Colby on the 1% (article two)
Secrets of the 1%: FDR’s Attempt to Reform the 1%’s Wall Street
Editor’s note: This is the second in a series of articles examining the history, activity, secrets and identity of the 1% in the US. See the first article here.
Today’s Democrats and progressive reformers often turn to the New Deal of the 1930s as an alternative model to the bankrupted policies the Republican Party has embraced since the 1980 election of Ronald Reagan. Their thinking is that if President Franklin D. Roosevelt could pull the country out of a Depression in the 1930s (and save capitalism along the way), then surely the Obama Administration can do it again, even by applying some of the same principles. Take for example Thomas Geoghegan’s “What Would Keynes Do?” (The Nation, Oct. 17, 2010), a strong defense of the deficit budgeting in times of economic crisis championed during the New Deal by British economist John Maynard Keynes.
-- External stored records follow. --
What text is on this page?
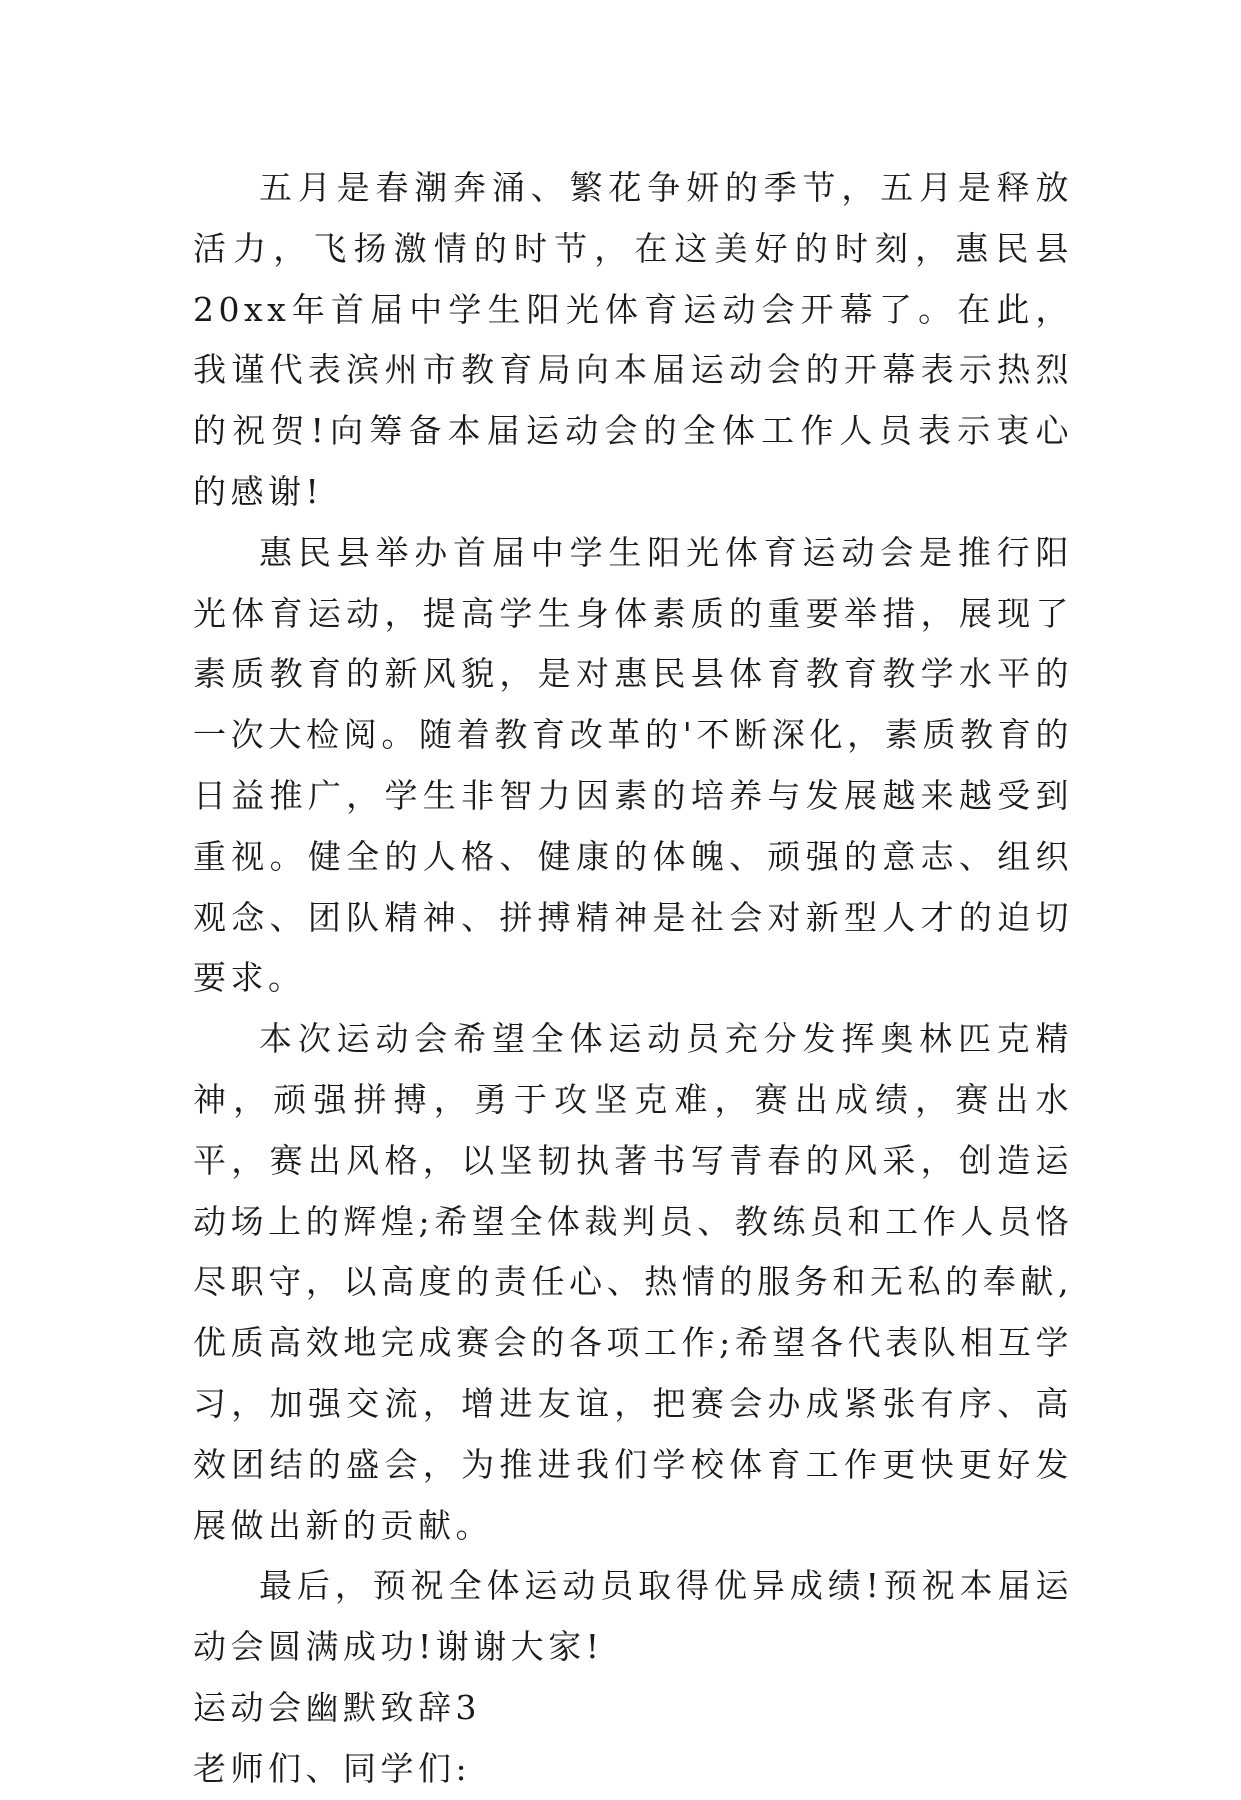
五月是春潮奔涌、繁花争妍的季节，五月是释放活力，飞扬激情的时节，在这美好的时刻，惠民县20xx年首届中学生阳光体育运动会开幕了。在此，我谨代表滨州市教育局向本届运动会的开幕表示热烈的祝贺!向筹备本届运动会的全体工作人员表示衷心的感谢!

惠民县举办首届中学生阳光体育运动会是推行阳光体育运动，提高学生身体素质的重要举措，展现了素质教育的新风貌，是对惠民县体育教育教学水平的一次大检阅。随着教育改革的'不断深化，素质教育的日益推广，学生非智力因素的培养与发展越来越受到重视。健全的人格、健康的体魄、顽强的意志、组织观念、团队精神、拼搏精神是社会对新型人才的迫切要求。

本次运动会希望全体运动员充分发挥奥林匹克精神，顽强拼搏，勇于攻坚克难，赛出成绩，赛出水平，赛出风格，以坚韧执著书写青春的风采，创造运动场上的辉煌;希望全体裁判员、教练员和工作人员恪尽职守，以高度的责任心、热情的服务和无私的奉献,优质高效地完成赛会的各项工作;希望各代表队相互学习，加强交流，增进友谊，把赛会办成紧张有序、高效团结的盛会，为推进我们学校体育工作更快更好发展做出新的贡献。

最后，预祝全体运动员取得优异成绩!预祝本届运动会圆满成功!谢谢大家!

运动会幽默致辞3

老师们、同学们:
President Barack Obama’s stimulus spending on public works was inspired by the New Deal’s Public Works Administration, and even though Obama’s spending package did not match the New Deal’s, Keynes’s economics has become “The GOP’s Latest Whipping Boy,” as headlined in The Washington Post recently. Here I take a closer look at FDR’s reforms, especially the economic reforms, to see if a new New Deal has any merit.